Ad servers like Google Ad Manager decide which ad appears on a page; exchanges like Google’s AdX and independent SSPs run auctions to secure bids from multiple buyers; and demand-side platforms aggregate advertiser budgets. When one company sits across these layers, rivals argue, it can tilt auctions through preferential access, data advantages, or unique auction rules.

Header bidding—a publisher-led innovation later standardized via Prebid—was designed to counter those advantages by running simultaneous auctions across many exchanges. Publishers widely reported mid–single-digit to low double-digit revenue uplifts after adopting header bidding, an indicator, independents say, that prior auction mechanics favored Google’s pipes. In the Texas-led state case against Google, filings referenced internal programs and auction tweaks that allegedly disadvantaged non-Google demand, adding fuel to broader antitrust concerns.

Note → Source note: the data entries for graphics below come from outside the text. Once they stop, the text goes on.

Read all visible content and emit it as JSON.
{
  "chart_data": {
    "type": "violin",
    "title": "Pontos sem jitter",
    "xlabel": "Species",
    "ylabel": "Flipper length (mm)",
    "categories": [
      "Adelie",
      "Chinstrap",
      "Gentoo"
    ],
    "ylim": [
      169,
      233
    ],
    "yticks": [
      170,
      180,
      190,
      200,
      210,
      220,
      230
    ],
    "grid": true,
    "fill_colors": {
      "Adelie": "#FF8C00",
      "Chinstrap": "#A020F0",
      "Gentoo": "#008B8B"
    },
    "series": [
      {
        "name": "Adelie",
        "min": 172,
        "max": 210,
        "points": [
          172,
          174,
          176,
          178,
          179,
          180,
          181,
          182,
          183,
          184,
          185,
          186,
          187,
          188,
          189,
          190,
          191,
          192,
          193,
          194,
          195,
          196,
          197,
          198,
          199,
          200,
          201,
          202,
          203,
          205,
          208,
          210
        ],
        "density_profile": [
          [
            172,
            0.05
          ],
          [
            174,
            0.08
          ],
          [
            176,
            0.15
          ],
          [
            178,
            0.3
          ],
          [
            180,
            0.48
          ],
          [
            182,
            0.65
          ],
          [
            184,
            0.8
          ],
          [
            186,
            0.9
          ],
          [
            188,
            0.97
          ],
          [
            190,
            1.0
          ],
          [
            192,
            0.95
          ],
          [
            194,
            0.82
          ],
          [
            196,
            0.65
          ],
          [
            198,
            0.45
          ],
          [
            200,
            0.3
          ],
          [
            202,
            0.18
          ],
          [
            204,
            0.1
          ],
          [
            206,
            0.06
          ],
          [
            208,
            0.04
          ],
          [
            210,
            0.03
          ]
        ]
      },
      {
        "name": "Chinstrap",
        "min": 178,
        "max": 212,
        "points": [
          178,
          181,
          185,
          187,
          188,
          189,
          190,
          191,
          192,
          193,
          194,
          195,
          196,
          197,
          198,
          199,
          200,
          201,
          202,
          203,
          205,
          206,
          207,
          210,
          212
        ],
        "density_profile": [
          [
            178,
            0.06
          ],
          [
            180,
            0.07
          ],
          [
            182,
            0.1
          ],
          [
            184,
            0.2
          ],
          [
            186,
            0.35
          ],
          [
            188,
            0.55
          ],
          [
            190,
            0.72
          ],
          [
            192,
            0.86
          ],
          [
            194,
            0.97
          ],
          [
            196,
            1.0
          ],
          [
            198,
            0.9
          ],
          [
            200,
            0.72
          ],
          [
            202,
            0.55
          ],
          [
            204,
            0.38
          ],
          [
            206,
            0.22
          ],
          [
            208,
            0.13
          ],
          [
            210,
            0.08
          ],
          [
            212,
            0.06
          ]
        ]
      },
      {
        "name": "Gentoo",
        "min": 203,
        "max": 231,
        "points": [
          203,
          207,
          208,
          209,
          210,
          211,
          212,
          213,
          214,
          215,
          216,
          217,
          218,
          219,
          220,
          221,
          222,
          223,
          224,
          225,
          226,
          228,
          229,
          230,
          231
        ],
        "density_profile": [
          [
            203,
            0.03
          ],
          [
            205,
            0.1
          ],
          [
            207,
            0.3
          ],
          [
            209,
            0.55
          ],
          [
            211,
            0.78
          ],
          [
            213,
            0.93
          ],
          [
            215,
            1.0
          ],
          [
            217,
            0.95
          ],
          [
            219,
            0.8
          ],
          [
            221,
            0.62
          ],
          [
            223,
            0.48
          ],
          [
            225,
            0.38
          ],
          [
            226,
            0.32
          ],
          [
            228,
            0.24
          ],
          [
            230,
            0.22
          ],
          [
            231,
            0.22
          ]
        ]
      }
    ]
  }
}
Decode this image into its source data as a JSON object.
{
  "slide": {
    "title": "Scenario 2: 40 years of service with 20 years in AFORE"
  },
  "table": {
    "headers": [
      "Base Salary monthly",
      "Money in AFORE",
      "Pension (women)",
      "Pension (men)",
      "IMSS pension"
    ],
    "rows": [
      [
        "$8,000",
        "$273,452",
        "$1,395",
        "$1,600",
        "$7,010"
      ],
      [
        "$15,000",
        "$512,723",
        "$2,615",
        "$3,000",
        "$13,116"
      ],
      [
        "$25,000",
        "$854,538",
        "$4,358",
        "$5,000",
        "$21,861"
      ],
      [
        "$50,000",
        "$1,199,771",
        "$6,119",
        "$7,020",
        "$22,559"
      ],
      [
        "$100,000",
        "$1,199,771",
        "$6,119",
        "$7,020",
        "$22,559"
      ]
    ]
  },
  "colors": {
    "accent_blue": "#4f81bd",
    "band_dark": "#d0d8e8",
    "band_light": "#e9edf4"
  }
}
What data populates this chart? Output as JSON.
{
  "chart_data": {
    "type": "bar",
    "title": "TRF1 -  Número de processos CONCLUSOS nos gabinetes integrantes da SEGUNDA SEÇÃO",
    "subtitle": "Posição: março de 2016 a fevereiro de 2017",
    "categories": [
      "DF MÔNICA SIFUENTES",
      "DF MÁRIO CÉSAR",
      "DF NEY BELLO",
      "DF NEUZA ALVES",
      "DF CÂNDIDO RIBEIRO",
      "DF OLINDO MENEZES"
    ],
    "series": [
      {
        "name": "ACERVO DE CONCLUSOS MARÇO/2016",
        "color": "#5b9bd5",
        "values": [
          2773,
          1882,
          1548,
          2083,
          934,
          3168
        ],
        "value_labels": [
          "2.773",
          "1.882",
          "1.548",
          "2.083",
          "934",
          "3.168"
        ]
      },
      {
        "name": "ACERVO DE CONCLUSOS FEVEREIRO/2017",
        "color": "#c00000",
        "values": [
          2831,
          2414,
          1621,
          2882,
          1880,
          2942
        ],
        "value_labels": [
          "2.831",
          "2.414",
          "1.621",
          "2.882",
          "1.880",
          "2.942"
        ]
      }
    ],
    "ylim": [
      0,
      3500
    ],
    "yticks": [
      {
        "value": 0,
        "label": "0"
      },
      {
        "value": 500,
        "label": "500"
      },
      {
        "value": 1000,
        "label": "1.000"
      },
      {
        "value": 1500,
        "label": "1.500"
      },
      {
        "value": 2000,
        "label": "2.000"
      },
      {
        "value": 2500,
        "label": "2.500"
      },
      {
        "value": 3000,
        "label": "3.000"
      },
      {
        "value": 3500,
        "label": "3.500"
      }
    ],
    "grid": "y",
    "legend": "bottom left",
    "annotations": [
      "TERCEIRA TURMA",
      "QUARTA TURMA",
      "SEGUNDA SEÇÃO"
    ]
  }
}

PubMatic antitrust lawsuit against Google over adtech monopoly

Who pays the price: publishers and advertisers

Programmatic supply chains are complex, and fees add up. The ISBA and PwC’s well-known study of the programmatic market found material opacity in the flow of ad spend, including an “unknown delta” that could not be fully reconciled. Industry groups like the ANA have separately reported that a significant share of programmatic spend fails to reach high-quality inventory, underscoring why transparent, neutral auctions matter to both publishers and brands.

PubMatic’s damages theory rests on the idea that if auctions were fully open and neutral, publisher yields would have been higher and independent exchanges would have won more volume. Even small changes in take rates or clearing prices translate into billions across the open web, where display and video impressions are traded at enormous scale.

Google’s likely defense

Google has long argued that the adtech market is intensely competitive, with falling fees, rivals across every layer, and innovation—such as fraud detection and faster auctions—driven by integration. The company typically says publishers have ample choice and that tools like header bidding have been embraced within its ecosystem via Open Bidding, preserving competition while improving latency for users.

Expect Google to emphasize benefits to advertisers and publishers from unified platforms and to challenge causation on damages, arguing that any revenue shortfalls stem from market trends rather than exclusionary conduct. It will also likely contend that proposed remedies, particularly structural ones, could introduce fragmentation and degrade performance for the open web.

What to watch next

The remedies phase in federal court looms over every private lawsuit, including PubMatic’s. If the court orders divestitures—from AdX to portions of Google Ad Manager—it would redraw the competitive map overnight and validate the core theory behind PubMatic’s claims. If the court opts for conduct remedies, the devil will be in the details: data access, auction design, and enforcement mechanisms will determine whether independent exchanges can truly compete on equal footing.

Either way, PubMatic’s case underscores a broader shift: major adtech players are no longer waiting on regulators alone. They are going to court, armed with years of auction logs, market studies, and publisher testimony, to argue that the open web’s economics depend on breaking the grip of a single integrated stack.